Yep, great gun. Model 99E 300 Savage. My mom bought it for my dad back in the 50's. Took two deer with it this past season, one at 100 yds. and the other at 170 yds.


----------



## Gil Martin (Jan 18, 2003)

They show up on the used gun racks from time to time. I am looking for one in .308 or .284 in excellent condition. One of these days, maybe I will get lucky. All the best...
Gil


----------



## Northbound (Sep 17, 2000)

Last fall I bought a Model 99 in 300 Savage the original owner fired six rounds threw it in the early fifties I also have the original box of shells, minus six rounds. 
The rifle is in perfect condition. I sighted in at 50 yards using the original iron sights and shot one inch groups no problem.


----------



## hitechman (Feb 25, 2002)

Used a Savage 99 my first year of hunting in 1963--was my fathers rifle and his fathers before him. Used it off and on for the next 20 years and then hung it on the wall. I took quite a few deer with it. Made in 1910 in caliber 32-40 winchester (the caliber of champions in those years).

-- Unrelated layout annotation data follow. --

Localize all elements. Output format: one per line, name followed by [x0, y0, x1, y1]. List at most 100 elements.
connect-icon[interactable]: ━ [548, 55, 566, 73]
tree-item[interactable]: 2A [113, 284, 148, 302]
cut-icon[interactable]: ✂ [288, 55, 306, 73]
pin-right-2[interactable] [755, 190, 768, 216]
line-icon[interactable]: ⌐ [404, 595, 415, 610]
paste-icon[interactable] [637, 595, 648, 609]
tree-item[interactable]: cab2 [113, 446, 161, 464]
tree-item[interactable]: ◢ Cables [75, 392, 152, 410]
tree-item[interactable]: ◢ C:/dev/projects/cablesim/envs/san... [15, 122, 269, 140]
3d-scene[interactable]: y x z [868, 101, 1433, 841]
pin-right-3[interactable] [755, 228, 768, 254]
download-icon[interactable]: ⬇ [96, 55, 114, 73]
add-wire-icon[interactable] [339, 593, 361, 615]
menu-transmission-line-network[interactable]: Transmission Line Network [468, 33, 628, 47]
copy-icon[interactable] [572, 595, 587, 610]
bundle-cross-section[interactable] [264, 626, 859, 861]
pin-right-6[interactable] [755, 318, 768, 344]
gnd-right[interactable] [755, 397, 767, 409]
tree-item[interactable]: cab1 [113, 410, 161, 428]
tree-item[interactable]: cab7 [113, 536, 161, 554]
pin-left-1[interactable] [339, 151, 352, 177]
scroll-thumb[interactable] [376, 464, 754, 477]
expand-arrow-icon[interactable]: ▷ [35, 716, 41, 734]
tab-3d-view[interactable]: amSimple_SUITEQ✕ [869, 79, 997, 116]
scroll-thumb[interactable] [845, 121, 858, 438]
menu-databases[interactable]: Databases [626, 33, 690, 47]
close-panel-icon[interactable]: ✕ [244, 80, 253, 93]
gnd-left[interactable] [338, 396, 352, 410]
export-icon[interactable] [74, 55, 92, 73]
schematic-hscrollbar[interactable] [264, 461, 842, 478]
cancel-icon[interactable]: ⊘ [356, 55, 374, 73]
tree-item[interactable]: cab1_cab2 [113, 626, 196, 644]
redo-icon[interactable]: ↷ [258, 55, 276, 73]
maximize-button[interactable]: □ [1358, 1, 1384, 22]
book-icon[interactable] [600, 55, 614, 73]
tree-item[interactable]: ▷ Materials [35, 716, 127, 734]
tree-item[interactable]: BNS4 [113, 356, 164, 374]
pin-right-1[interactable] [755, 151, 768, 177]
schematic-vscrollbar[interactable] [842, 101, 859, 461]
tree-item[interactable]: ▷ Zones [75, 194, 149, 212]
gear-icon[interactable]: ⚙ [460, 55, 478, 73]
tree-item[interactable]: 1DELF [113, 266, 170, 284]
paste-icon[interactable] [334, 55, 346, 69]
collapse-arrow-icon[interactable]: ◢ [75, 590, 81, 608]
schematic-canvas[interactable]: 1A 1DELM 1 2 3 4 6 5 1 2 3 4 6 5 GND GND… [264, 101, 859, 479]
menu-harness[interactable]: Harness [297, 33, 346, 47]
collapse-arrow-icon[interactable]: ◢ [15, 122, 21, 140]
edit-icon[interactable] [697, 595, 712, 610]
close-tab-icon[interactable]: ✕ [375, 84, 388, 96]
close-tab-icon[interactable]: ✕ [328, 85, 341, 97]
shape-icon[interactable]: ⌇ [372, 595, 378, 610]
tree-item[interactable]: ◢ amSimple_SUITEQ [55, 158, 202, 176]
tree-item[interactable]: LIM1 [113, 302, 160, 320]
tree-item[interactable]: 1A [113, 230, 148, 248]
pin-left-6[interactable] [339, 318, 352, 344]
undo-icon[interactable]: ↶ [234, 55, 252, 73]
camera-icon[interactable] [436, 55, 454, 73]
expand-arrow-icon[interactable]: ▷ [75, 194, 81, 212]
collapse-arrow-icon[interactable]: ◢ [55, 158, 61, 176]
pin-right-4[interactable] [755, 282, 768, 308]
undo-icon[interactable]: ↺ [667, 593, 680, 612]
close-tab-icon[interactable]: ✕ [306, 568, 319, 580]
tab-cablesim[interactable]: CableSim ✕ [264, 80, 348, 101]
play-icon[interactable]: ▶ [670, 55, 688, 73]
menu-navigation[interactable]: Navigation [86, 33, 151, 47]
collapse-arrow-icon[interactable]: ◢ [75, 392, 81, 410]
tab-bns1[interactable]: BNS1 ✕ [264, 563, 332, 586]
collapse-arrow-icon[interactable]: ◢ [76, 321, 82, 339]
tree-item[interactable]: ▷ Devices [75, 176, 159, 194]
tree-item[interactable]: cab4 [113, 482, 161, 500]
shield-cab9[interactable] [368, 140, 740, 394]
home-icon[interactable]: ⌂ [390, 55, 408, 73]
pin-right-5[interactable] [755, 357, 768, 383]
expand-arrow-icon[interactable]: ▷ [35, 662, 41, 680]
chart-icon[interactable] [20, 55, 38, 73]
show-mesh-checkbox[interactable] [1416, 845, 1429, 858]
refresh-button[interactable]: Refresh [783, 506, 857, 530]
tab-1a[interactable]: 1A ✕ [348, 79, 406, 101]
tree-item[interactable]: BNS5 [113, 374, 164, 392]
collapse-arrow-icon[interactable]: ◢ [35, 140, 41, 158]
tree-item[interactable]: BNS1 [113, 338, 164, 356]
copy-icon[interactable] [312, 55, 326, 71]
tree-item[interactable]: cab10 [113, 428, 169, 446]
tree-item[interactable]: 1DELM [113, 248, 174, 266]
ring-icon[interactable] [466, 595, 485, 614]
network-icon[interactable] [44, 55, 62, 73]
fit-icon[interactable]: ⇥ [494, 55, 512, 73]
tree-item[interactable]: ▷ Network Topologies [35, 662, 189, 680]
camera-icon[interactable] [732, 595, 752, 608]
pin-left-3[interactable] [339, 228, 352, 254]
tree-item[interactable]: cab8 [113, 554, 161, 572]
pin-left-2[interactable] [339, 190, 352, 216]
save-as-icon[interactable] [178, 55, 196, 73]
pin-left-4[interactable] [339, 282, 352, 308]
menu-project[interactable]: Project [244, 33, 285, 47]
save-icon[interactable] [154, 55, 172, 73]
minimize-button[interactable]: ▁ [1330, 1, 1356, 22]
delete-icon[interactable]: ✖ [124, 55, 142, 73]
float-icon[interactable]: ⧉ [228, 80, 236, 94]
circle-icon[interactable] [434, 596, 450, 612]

Have 50 boxes of the Jiohn Wayne ammo in that caliber made in the early 80's by Winchester for their commerative rifle.

When my uncle passed away in 1990 he left me his Savage 99 (300 Savage) made in the late 40's, and I have taken that out a few times. Both rifles are near 90%, and have had many hefty offers on the 32-40 (that I have turned down).

Steve


----------



## lumpy (Sep 3, 2004)

I got one 284 cal. was mt grandfathers gun. Topped with a redfield 4x12 a.o. nice flat shooter. can't use it though due to the shotgun/muzzleloader restrictions here in the south.


----------



## bluegoose (Oct 10, 2004)

i love the ole savage 99 .300 shot my first texas whitetail with one. they should have made more. i've killed about 4 deer with one.


----------



## explorer1 (Jan 6, 2005)

I like the way the 99 savage sounds. There is nothing better than to hear that all metal sound. I also like the decock method of those rifles. The 99 has withstood the test of time of over 100 years, that says a lot! They are a true deer rifle.


----------



## dodge7 (Jan 18, 2005)

Have some model 99s. love my 99 in the 308cal. just something about it, cant really explain it just love the way it handles, shoots and carries, starting to have trouble seeing front sights though.


----------



## Violator22 (Nov 10, 2004)

Got my dream rifle, It is a Savage 1899 in 250-3000, it is a Model H made in 1914 and when I bought it I had thought it was a plain jane 99TD. I have since been educated and am looking for a Take-Down forearm if any one knows where I might get one please PM me. Thanks.


----------



## Beeg (Sep 6, 2000)

Look at http://www.e-gunparts.com/products.asp?chrMasterModel=089Zz99&MC=


----------



## Randy Kidd (Apr 21, 2001)

Great web site that has dates of manufacture by serial number, data sheets for different variations of the 99.

http://www.savage99.com/index.htm


----------



## marty (Jan 17, 2000)

My barrell has been reblued and I'm picking her up this week. Can't wait to get her back together. Nice site Randy Thanks......m


----------